Moving beyond the notation to the estimated values, we have two standard errors (42.001, and 49.510) and one fixed effect parameters, 1527.50 with standard error 19.38. The "Random effects: Residual" is the same residual standard deviation, 49.510, as from the OLS ANOVA. That's a little disconcerting because, they way the initial model was written, it would seem that the residual standard deviation should be smaller when we have taken the random error components out of the OLS estimate.

> coef(m1)[1] + mean(coef(m1)[2:6])
(Intercept) 
       1532 

The fixed effect mean is very similar to the average of the OLS coefficients. So, all this heavy machinery was developed to generate the one number, 42.001. Here's my question: "Is this the right number?" I will argue in the next post that the only way to answer this question is through Monte Carlo simulation.

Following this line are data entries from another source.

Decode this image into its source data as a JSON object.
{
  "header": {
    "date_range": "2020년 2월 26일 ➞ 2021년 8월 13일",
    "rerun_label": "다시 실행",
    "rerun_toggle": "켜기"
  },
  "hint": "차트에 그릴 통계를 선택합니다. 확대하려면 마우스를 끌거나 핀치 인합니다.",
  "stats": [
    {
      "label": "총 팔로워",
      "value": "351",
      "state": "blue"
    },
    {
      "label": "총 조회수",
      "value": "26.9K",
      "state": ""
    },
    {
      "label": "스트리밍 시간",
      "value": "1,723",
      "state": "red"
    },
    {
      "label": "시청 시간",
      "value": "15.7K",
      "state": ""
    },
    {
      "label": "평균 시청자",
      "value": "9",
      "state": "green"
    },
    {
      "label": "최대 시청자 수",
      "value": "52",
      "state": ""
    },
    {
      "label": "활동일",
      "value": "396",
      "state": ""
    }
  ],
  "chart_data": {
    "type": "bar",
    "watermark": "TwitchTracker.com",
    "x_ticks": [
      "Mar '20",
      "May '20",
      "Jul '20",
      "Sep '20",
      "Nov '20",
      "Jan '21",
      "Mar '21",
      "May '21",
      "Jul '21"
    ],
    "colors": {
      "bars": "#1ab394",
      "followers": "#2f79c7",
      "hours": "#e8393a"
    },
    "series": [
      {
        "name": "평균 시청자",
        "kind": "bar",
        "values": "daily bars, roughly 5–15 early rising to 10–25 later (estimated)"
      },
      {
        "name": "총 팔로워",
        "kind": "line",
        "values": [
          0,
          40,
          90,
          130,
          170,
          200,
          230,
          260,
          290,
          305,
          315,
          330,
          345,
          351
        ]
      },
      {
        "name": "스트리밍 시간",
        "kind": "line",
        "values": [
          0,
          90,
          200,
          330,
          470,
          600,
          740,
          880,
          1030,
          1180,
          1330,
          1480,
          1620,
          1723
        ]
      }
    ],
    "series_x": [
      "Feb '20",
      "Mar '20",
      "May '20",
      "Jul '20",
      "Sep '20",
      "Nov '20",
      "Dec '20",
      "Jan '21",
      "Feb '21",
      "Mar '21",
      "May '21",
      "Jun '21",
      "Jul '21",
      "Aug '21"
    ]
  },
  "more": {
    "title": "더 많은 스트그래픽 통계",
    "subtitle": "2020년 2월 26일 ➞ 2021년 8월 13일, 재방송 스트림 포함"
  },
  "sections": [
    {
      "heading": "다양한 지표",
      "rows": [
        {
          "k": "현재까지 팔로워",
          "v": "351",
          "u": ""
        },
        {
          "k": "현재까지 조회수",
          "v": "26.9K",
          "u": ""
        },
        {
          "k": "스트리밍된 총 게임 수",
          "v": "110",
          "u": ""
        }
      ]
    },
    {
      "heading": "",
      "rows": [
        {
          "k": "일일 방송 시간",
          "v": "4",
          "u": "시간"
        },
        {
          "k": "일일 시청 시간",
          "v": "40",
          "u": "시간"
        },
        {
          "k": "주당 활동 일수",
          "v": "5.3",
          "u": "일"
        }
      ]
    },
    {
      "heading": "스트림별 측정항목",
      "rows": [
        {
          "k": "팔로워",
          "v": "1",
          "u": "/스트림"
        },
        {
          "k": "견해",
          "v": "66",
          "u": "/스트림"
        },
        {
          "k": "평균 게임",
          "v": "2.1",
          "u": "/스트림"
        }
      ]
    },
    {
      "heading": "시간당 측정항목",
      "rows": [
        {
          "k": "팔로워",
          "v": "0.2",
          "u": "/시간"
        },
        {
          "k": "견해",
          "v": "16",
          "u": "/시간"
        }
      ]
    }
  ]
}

NOTE: Another way to think about random and fixed effects is to think about the problem of prediction. If we want to predict the Yield we might get from a future batch of dyestuff from some manufacturer, all we have to work with are the fixed part of the models. The random components are unique to the sample and will not be reproduced in future samples. We can use the standard deviations and the assumed density functions (usually normal) to compute confidence intervals, but the predicted mean values can only be a function of the fixed effects.